Я медленно отодвигаюсь от горячего тела девушки и высовываю руку, прижатую к её талии под футболкой, затем выпутываюсь из переплетения ног и откидываюсь на спину. В комнате темно, и единственным источником света служит лампа, озаряющая часть пола и кровать с левой стороны. Рот Евы приоткрыт, поэтому тоненькая слюна скатывается по щеке и пятном остаётся на подушке, пропитывая светлую ткань. На секунду эта картина кажется мне довольно милой, но я отворачиваюсь и откидываю одеяло. В комнате холодно, и спина покрывается гусиной кожей, смешиваясь с липкой испариной. Я чувствую себя уставшим и невыспавшимся, шея и грудь покрыты потом, волосы взмокли. Опускаю голые ступни на пол — ноги пронзает льдом. Руки слегка подрагивают, голова кружится, отчего в глазах темнеет на несколько секунд, но я всё равно встаю, упершись ладонью в стену. Я двигаюсь почти на ощупь, добираясь до прохода, затем приоткрываю дверь, впуская полоску света в комнату, и быстро оглядываюсь на Еву: она перекатилась на мою сторону кровати, из-под одеяла торчит голая пятка, волосы разметались по подушке и прилипли к щеке, но она всё ещё спит. Я быстро выхожу в коридор и прикрываю дверь, оставив небольшую щёлку, чтобы оставаться бесшумным.

В доме царит молчаливое спокойствие: ещё слишком рано для утренней суматохи. Я прохожу в ванную, стягиваю мокрую от пота футболку и откидываю её на стиральную машинку. В отражении вижу привычный образ: красные белки и слегка расширенные зрачки, тёмные синяки под глазами, заострённые скулы и потрескавшиеся, подрагивающие губы. На шее пульсирует жилка, но пульс достаточно медленный, в ушах шумит кровь, и хотя головокружение становится не таким масштабным, оно всё же не проходит до конца. Пот выступает вновь, и по горлу поднимается комок, смешанный с рвотой, руки трясутся. Я поспешно опускаю их под тёплые струи воды, нагревая ледяную кожу. Умываю лицо, прикрыв глаза, и пытаюсь привести дыхание в норму, но ничего не выходит: от этого есть только одно лекарство.

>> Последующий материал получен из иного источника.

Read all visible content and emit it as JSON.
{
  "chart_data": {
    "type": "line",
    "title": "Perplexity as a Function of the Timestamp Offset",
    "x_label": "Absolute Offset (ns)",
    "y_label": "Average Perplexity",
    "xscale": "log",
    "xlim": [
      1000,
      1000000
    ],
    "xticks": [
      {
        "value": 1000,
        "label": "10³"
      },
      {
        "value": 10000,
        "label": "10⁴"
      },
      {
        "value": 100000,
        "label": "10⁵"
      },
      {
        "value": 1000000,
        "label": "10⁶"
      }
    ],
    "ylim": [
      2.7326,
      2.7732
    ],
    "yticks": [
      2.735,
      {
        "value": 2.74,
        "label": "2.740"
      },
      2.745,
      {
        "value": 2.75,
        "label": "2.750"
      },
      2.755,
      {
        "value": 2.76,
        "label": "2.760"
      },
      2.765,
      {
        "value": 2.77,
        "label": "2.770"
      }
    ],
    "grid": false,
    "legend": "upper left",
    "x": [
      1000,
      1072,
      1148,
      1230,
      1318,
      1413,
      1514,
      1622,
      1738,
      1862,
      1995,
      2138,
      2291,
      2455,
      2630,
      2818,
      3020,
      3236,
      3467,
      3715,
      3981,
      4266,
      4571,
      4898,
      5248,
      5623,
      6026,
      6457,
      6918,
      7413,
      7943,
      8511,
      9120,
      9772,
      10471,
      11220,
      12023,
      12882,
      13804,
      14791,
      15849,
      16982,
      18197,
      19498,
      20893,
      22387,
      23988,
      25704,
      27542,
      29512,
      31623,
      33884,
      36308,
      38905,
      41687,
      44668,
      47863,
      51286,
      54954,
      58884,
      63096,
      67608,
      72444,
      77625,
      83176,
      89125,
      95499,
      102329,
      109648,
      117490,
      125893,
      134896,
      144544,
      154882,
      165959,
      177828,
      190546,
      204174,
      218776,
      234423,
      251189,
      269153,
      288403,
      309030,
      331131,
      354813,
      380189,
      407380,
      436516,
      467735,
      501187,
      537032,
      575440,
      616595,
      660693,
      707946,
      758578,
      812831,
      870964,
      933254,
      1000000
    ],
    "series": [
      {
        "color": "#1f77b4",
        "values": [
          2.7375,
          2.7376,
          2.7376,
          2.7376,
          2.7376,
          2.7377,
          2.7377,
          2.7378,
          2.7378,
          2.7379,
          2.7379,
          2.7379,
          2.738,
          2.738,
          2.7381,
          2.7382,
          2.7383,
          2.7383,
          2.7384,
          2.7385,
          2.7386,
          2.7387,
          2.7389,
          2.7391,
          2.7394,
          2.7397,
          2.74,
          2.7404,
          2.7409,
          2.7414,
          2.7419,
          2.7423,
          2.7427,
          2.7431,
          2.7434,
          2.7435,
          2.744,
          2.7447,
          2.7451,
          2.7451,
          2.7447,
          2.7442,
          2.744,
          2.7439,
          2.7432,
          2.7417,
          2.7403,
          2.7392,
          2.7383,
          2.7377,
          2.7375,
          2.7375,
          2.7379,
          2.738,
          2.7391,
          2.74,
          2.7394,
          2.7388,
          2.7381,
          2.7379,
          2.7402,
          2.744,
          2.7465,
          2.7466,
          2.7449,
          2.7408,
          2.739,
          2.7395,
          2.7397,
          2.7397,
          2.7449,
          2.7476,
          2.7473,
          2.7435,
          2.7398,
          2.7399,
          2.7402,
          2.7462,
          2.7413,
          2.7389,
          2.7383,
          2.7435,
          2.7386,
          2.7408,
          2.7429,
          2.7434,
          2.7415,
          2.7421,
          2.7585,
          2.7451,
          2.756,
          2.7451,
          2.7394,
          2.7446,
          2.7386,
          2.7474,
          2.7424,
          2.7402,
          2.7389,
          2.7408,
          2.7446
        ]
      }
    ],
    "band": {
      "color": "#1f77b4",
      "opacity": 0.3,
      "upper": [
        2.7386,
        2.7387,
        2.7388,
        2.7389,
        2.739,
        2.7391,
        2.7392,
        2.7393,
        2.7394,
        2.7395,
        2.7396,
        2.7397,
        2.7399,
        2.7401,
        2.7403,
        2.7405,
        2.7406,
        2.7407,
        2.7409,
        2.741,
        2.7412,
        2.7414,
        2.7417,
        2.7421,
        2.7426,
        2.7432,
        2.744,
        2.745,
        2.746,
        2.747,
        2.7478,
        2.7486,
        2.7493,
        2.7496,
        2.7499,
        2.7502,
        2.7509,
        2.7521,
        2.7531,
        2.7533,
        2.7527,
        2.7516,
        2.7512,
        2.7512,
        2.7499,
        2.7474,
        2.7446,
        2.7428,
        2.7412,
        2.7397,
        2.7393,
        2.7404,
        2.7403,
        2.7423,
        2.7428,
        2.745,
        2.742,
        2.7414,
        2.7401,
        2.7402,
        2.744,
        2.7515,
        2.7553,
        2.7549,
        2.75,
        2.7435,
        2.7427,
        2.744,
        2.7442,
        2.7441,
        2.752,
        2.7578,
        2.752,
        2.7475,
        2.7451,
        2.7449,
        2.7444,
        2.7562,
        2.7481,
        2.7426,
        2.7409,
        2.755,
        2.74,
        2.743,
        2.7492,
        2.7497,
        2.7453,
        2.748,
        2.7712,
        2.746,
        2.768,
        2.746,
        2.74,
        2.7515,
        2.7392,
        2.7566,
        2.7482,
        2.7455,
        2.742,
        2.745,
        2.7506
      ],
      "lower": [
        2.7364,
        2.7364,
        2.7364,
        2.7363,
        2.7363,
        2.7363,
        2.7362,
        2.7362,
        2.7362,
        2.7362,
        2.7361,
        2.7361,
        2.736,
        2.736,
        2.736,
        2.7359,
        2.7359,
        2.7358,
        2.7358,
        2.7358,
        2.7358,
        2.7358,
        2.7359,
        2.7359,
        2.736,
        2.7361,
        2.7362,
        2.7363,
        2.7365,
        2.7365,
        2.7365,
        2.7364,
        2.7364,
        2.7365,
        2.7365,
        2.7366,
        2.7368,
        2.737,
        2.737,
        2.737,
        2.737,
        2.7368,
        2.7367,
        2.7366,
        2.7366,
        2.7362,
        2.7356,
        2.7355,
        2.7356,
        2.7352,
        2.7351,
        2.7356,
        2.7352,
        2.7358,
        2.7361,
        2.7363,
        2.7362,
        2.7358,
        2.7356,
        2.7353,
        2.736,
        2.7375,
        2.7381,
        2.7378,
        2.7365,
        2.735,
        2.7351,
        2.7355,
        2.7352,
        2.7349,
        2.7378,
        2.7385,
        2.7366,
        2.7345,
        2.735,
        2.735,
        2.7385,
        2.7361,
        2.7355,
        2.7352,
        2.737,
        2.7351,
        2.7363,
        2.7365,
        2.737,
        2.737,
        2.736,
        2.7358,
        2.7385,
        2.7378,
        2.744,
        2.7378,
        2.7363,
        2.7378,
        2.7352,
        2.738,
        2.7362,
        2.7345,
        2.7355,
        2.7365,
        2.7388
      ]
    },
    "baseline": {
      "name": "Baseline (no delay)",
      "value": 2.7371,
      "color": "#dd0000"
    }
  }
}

Заветный пакетик прижат в небольшой щёлке между раковиной и стеной, и если не знать, что он там, то никогда не найдёшь. Я упираюсь копчиком в стиральную машинку и мутным взглядом гляжу на то самое место, пытаясь совладать с собой, но чем дольше терплю, тем хуже становится. Чувство, будто меня вот-вот вырвет, подступает к горлу, и я больше не могу терпеть, поэтому склоняюсь над унитазом. Из меня выходят жёлчь и немного воды. Вчерашний ужин оказался на этом же самом месте ещё вечером, и теперь мой желудок окончательно пуст. Мне холодно, но я чувствую, как горит кожа. Дышать становится труднее. Я пытаюсь убедить себя, что всё дело в моих мыслях, и зависимость существует лишь в моей голове, но руки дрожат с такой силой, что я не могу подняться с колен, чтобы смыть рвоту. Я начинаю глубоко дышать, наплевав на отвратительный запах, и это — как и всегда, впрочем, — спасает на несколько мгновений. Пальцы сами находят тот самый пакетик и вытаскивают, ухватившись кончиками ногтей. Порошка совсем немного, но этого хватит на две дорожки. Я ещё раз проверяю, закрыта ли дверь: паранойя уже давно стала моим близким другом, — затем возвращаюсь к раковине и хватаюсь за края упаковки. Мокрые пальцы соскальзывают, и открыть пакетик сложнее, когда покрытые потом ладони дрожат. Я прикусываю губу и почти не чувствую привкуса крови, сфокусировавшись на небольшом количестве белого порошка. Схема простая: открыть, высыпать, разровнять, вдохнуть. После этого всегда приходит облегчение, которое я могу назвать почти жизнью. Кайф, который я получал, давно сошёл на нет и оставил после себя лишь разрушительную потребность, и сейчас в голове пульсирует одна мысль: не употреблять — значит не жить. Я ненавижу собственную слабость, ненавижу эту зависимость, ненавижу никчёмное существование, но без всего этого уже не знаю, кто я. Момент, когда вещество проникает в организм и разгоняет кровь по венам, я называю озарением. Это как воскреснуть после смерти, как вдохнуть через нос полной грудью после продолжительного насморка. Это чувство не похоже на сладостное томление; оно на вкус как горькая настойка, после которой ты знаешь, что температура спадёт и лихорадка наконец пройдет.